The author has Gus' (Augusta Rice Pearce) information basically correct. Gus did remarry to Ruth, but we can find no evidence of children by that marriage.

William Oscar Pearce appears to have wandered off the bayou country to New Orleans, where he met his second wife, Ida Augusta Rice, daughter of a prominent New Orleans hardware dealer. The firm of Rice Bros. and Associates is covered in New Orleans history books, and Augustus Rice was a fairly wealthy man. A photograph of Augustus Rice and some of his history will be in the photos and documents section of this family.

William Oscar Pearce had three children with his first wife, and only Grandpa Gus with Ida Rice. In his late teens, Gus can be found in the census with the Marks family in New Orleans, Henry Marks listed as a Railroad Agent. Presumably this is where Gus got started in the railroad business, as he is listed as a yard foreman in various cities in later years.

Gus migrated to the Illinois area, and in about 1905 he met and married Alma Elliott, daughter of a local butcher and dry goods store owner in Carbondale. The Elliotts will be covered in their own section on this site. Gus and Alma produced two boys, my father William Elliott Pearce and his brother James Allan Pearce. After about ten years of marriage, something happened between Gus and Alma, and Gus left town. Alma divorced him and, with the help of her family, raised the two boys. She never remarried. There are several versions of the breakup, some blaming Gus and some blaming Alma, but we are not certain of the details.

We later succeeded in tracing Gus to New Jersey, where he met and married his second wife Ruth Isabel Dougan, the daughter of a coal miner in Minesville, New York. Gus and Ruth then evidently went west during the depression, Gus applying for Social Security in Tempe, Arizona, where he was working for the WPA. Later, they went to Reno where Gus worked as a carpenter, and Ruth as a housekeeper in a Reno hotel, until Gus' death in 1967. Ruth died in 1969 in Reno.
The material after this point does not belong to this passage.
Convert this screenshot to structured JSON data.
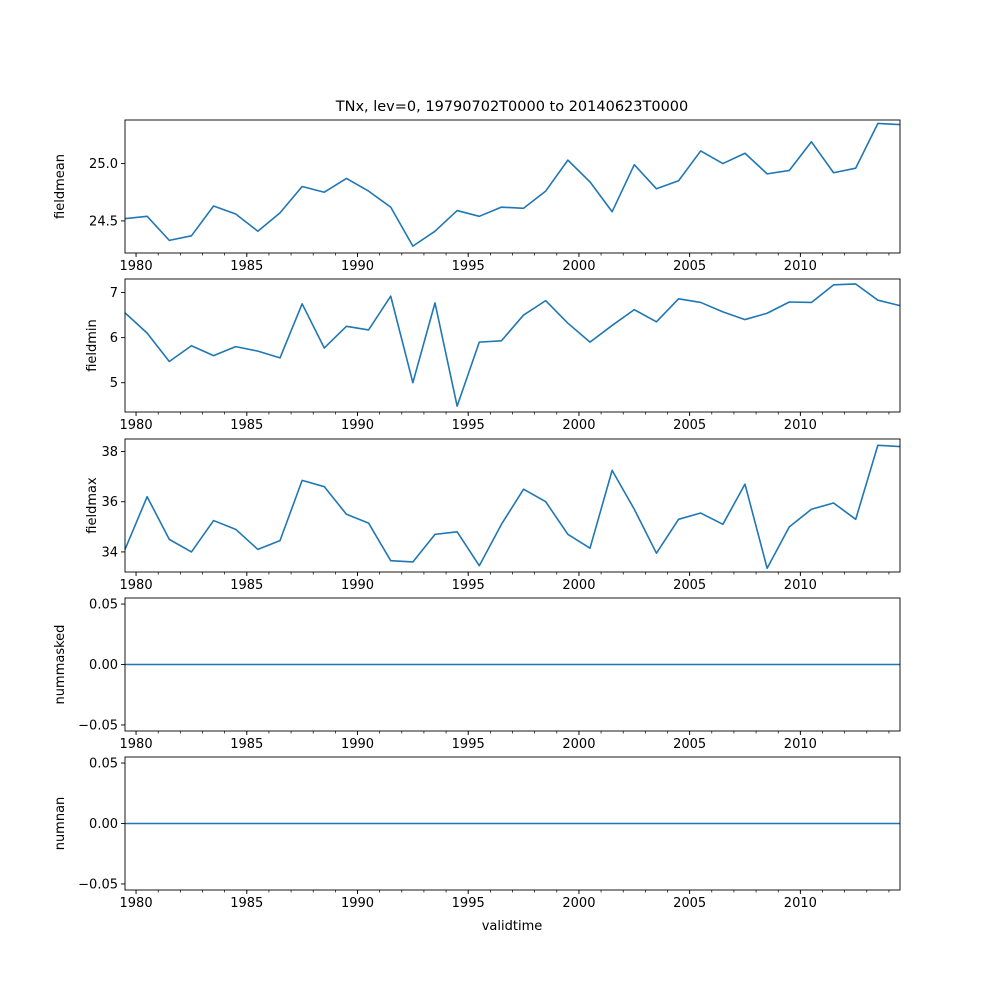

It is ironic that after the distance and time I was separated from Grandpa Gus, when I married in 1966, he was only about 200 miles away, and still alive.

Gus' first son, William Elliott Pearce, my father, died in 1943 at age 36 as the result of an old head injury which he incurred playing football in college. So, I didn't know him either. Gus' second son, James Allan Pearce, lived his life in Carbondale, Illinois with the Elliott family, and had three children, Nancy, Lewis, and Sarah. I looked for over a year for that family, and had no success until last year when as a result of an old posting of mine on the New Orleans genealogy forum, Lewis spotted me and made contact. We exchanged information for several months, and brought the family history up to date.

I live in Fair Oaks, California, with my wife. My two daughters are grown and out of the house. My brother emmigrated to Australia in about 1960 and lives around Sydney. He never married.

So, that brings us up to date on the Pearce surname.